Eine Einrichtung der Landeszahnärztekammer Baden-Württemberg | Körperschaft des öffentlichen Rechts
Eine Fallkontrollstudie
Eno Kramer
Ziel der Studie ist die Hypothesenfindung zur Erklärung von Vertikalen Wurzelfrakturen (VRF) nach endodontischer Behandlung in einer kassenzahnärztlichen Praxis.
Über einen Zeitraum von 8,75 Jahren wurde der klinische Erfolg endodontisch behandelter Zähne fortlaufend beobachtet und subsequent dokumentiert. Aus einer Grundgesamtheit von 762 Zähnen bei 508 Patienten wurden 422 Fälle mit je dem ersten im Untersuchungszeitraum behandelten Zahn selektiert. 86 Fälle wurden auf Grund fehlender Wurzelfüllung oder eines Überweisungsauftrages ausgeschlossen.

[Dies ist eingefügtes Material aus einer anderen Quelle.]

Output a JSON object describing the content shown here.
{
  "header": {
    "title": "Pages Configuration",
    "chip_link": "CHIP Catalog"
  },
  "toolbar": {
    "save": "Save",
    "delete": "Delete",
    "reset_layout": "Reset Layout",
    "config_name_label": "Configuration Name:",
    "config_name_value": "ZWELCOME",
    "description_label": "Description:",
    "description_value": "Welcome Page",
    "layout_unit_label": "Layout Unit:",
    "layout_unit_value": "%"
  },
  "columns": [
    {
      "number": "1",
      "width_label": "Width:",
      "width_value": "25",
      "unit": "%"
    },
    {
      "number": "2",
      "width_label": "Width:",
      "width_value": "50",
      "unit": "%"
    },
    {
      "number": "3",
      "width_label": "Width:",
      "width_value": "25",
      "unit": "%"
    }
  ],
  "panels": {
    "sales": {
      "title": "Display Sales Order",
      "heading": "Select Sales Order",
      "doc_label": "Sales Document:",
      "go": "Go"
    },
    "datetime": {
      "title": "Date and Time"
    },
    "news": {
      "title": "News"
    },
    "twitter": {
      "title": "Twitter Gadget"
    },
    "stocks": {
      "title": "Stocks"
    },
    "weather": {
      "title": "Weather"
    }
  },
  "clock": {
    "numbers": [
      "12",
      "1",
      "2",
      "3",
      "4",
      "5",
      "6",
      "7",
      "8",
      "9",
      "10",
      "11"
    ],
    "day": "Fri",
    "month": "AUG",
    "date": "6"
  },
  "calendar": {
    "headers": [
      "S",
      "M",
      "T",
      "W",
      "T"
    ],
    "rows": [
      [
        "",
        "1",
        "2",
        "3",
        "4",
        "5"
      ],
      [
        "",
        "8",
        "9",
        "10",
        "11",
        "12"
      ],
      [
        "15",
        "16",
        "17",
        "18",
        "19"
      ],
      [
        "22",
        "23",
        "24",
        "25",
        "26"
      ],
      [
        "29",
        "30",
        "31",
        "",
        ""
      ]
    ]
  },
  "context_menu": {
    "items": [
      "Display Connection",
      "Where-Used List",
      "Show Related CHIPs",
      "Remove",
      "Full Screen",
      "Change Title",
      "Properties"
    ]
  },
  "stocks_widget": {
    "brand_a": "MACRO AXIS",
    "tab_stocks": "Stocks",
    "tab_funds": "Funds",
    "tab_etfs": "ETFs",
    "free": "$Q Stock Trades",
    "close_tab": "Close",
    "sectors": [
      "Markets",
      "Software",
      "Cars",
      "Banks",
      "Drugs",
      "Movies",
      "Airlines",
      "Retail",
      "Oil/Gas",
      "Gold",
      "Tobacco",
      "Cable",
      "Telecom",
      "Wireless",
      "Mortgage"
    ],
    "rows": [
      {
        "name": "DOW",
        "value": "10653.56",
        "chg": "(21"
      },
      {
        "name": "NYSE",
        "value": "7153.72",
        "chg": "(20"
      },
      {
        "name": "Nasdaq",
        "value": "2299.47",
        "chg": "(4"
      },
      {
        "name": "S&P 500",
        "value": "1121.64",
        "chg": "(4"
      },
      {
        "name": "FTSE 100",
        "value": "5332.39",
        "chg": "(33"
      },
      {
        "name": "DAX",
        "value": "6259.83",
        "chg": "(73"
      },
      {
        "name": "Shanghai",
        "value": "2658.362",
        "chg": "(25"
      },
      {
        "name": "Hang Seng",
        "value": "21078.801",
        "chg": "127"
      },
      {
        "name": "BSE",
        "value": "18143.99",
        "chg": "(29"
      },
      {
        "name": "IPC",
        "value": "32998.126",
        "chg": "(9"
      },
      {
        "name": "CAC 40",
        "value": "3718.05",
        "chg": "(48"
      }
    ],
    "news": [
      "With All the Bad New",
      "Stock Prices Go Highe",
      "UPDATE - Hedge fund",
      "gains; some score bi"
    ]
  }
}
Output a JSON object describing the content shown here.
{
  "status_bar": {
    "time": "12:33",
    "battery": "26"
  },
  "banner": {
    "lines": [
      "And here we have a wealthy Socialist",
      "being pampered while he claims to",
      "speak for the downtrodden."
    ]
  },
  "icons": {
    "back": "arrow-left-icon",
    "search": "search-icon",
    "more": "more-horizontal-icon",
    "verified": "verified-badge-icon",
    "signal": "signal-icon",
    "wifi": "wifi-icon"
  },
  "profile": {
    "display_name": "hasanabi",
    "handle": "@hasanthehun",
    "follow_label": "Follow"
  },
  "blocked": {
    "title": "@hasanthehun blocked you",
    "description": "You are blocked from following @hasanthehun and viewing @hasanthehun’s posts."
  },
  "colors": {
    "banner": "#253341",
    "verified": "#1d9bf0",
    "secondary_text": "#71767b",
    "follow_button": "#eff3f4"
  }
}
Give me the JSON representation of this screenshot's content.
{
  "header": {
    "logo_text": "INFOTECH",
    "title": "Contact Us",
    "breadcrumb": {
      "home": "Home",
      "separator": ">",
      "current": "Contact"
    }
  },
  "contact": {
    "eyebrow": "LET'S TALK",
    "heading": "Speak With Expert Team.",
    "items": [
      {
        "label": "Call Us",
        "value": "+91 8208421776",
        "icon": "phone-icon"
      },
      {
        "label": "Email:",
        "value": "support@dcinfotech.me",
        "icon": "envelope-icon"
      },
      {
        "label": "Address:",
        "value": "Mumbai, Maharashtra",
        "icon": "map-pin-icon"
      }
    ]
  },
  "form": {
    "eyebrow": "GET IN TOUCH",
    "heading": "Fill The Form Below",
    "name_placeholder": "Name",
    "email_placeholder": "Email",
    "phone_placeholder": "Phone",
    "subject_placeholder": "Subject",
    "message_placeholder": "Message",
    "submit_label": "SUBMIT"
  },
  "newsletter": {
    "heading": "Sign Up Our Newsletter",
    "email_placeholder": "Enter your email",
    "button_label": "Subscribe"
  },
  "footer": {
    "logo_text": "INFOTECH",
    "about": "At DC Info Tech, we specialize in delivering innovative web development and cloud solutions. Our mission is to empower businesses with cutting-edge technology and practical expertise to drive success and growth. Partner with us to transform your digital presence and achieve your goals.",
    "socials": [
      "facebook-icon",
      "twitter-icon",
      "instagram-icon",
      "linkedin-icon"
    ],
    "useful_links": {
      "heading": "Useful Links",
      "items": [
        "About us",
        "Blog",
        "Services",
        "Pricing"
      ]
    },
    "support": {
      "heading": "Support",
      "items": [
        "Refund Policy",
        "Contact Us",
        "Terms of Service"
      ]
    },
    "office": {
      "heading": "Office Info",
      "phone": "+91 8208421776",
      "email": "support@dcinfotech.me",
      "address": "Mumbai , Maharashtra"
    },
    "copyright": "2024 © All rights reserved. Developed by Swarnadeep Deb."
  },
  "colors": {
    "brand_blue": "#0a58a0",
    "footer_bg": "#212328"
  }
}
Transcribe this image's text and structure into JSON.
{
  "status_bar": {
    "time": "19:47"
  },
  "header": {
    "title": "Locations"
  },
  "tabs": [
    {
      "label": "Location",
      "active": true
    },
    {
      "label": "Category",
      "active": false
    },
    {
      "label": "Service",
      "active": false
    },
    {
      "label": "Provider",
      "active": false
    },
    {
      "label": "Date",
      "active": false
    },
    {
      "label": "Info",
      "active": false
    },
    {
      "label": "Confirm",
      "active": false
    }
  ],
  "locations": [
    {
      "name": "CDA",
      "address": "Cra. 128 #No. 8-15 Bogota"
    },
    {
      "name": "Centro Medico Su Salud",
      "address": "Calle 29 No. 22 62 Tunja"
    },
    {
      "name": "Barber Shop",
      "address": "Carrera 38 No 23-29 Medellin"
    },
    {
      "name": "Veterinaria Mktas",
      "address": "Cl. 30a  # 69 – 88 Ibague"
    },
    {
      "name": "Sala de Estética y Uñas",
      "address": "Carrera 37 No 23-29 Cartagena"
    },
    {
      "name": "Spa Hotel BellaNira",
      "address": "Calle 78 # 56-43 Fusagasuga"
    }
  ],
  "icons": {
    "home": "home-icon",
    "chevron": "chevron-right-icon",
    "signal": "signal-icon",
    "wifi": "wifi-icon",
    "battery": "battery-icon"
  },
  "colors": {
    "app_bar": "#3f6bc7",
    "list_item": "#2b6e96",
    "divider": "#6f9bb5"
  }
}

Als Zielereignis wurde der vollständige Zahnverlust durch VRF definiert. Mit Hilfe des Kaplan-Meier-Verfahrens wurde die Überlebenswahrscheinlichkeit bezogen auf VRF berechnet. Der Einfluss von 23 Parametern wurde durch den Vergleich der Überlebenswahrscheinlichkeiten und durch die Berechung über Kontingenztafeln untersucht. 24 Zähne gingen auf Grund einer VRF verloren (5,7% bei n=422). Dies ist ca. die Hälfte aller Zahnverluste von endodontisch behandelten Zähnen. Die Überlebenswahrscheinlichkeit sank in 7 Jahren auf 0,87. Die geringste Anzahl an Verlusten trat in den ersten 3 Jahren nach Anfang der Behandlung auf (n=6). VRF trat signifikant häufiger bei Patienten älter als 50 Jahre auf (p=0,038) und bei Zähnen, die eine Wurzelfüllung während der ersten Behandlungssitzung erhielten (p=0,013), wobei letztere häufiger eine VRF bei devitalen Zähnen zeigten (p=0,036).
Bei Patienten älter als 50 Jahre und bei Zähnen mit sofortiger Wurzelfüllung war die Überlebenswahrscheinlichkeit endodontisch behandelter Zähne verringert (p=0,031 bzw. p=0,018). In den 24 Fällen mit VRF war kein Zahn mit einem Wurzelstift versorgt. In 7 der 24 Fälle war die Breite der Wurzelfüllung in mesio-distaler Richtung größer als 50% der Wurzelbreite und in 7 der 24 Fälle wurde eine vorhandene insuffiziente Wurzelfüllung revidiert. Das Auftreten einer VRF bei wurzelbehandelten Zähnen war unabhängig vom klinischen Ausgangsbefund, vom Zahntyp, von der postendodontischen restaurativen Versorgung und deren zeitlichen Abstand zur Wurzelfüllung, von der Art der Aufbaufüllung und der Qualität der Wurzelfüllung.
Für die zahnärztliche Praxis bedeutet das Ergebnis, dass VRF in einem vergleichbaren Untersuchungsgut häufig auftreten können - jeder 20. wurzelgefüllte Zahn kann innerhalb eines Zeitraumes von 8,6 Jahren betroffen sein. Die vorliegende Studie unterscheidet sich zu bisherigen Publikationen in der Wahl des Studienaufbaus. Als Ausgangspunkt für weitere Studien könnten folgende 5 Hypothesen dienen:
Das Risiko für VRF ist abhängig vom Alter der Patienten, vom Zeitpunkt der Wurzelfüllung, von der Größe der Wurzelkanalaufbereitung im Verhältnis zur Wurzelbreite, von der Anwendung von Wurzelkanalstiften und von der präoperativen Vitalität des Zahnes.